Describing the number of companies discussing this as in “the tens of thousands”, he went on to say that this reflects a “rebalancing” or “regionalisation of the global supply chain”.

Race for workers

Wijeratne said this sudden shift towards regionalisation of the world’s supply chain has created a race for resource: “The sheer volume of clients that are looking to find new locations for manufacturing, identify new suppliers […] but also identify talent pools [means] there is a race on for each of these key components.”

He said this race was compounded by government action amid supply chain uncertainty, citing the US Inflation Reduction Act, the EU’s CHIPS Act and India’s Production-Linked Incentive Scheme as examples of countries trying to attract investment.

However, he warned firms against taking such incentives as “a golden ticket”. In the absence of skilled workers to carry out production at new plants “you’re basically in limbo”.

“Several companies around the world, as they begin to reorientate their business model, have got stuck at this point.

“They’ve identified where to go, they know there are suppliers and talent pools in these areas, they’ve acquired a very attractive incentive to relocate and set up operations in that part of the world, but what they haven’t done is ensure they can secure the suppliers and talent pools that exist within those regions.”

Worker rebalance

Paul Cooper, senior managing director at Michael Page, pointed to research from the firm indicating that workers from Asia-Pacific, which has experienced a significant influx of investment following the global supply chain “rebalancing”, are becoming more selective about their employers in response to the increased demand for their skills.

Post-pandemic Cooper described an “invisible revolution” characterised by changes that “[go] beyond the economy or specific job roles. It’s a lasting change in how employees see themselves in the workplace”.

He led with the “scary statistic” that 91% of employees in the APAC region are open to new opportunities and 59% are “active job seekers” and aim to be in a new role in the next six months.

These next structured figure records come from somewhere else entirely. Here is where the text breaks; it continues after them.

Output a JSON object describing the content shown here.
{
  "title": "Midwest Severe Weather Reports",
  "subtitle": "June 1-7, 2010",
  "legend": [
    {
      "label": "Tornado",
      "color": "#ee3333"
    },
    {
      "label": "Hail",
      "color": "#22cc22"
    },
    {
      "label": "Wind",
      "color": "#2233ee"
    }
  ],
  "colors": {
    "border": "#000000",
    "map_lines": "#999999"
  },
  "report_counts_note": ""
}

Cooper emphasised the need to provide growth opportunities for new hires and suggested businesses commit to building skills among the younger generation, adding they should “commit to creating talent, as well as consuming talent”, through outreach to schools and universities.

Consider ‘everyday risks’

Responding to an attendee question, Wijeratne suggested how businesses could better approach risk, noting many focus on “prominent risks” covered extensively in the media, from geopolitical risks arising from increased tensions between the West and China or news from large multilateral organisations such as the IMF warning of impending financial shocks, at the expense of “everyday risks”.

And yet, he said, more attention should be focused on the commonplace operational risks, such as supply chain disruption and compliance risks around legal and conduct expectations.

Wijeratne highlighted two opposing approaches to managing risk, contrasting enterprise-wide risk management that emphasises the importance of understanding where risk lies across the entire business value chain and the more experimental ‘Black Swan” approach.

This involves choosing five risk categories and simulating a major risk event, such as the current crisis in Suez and the Red Sea, and determining how it would affect the business.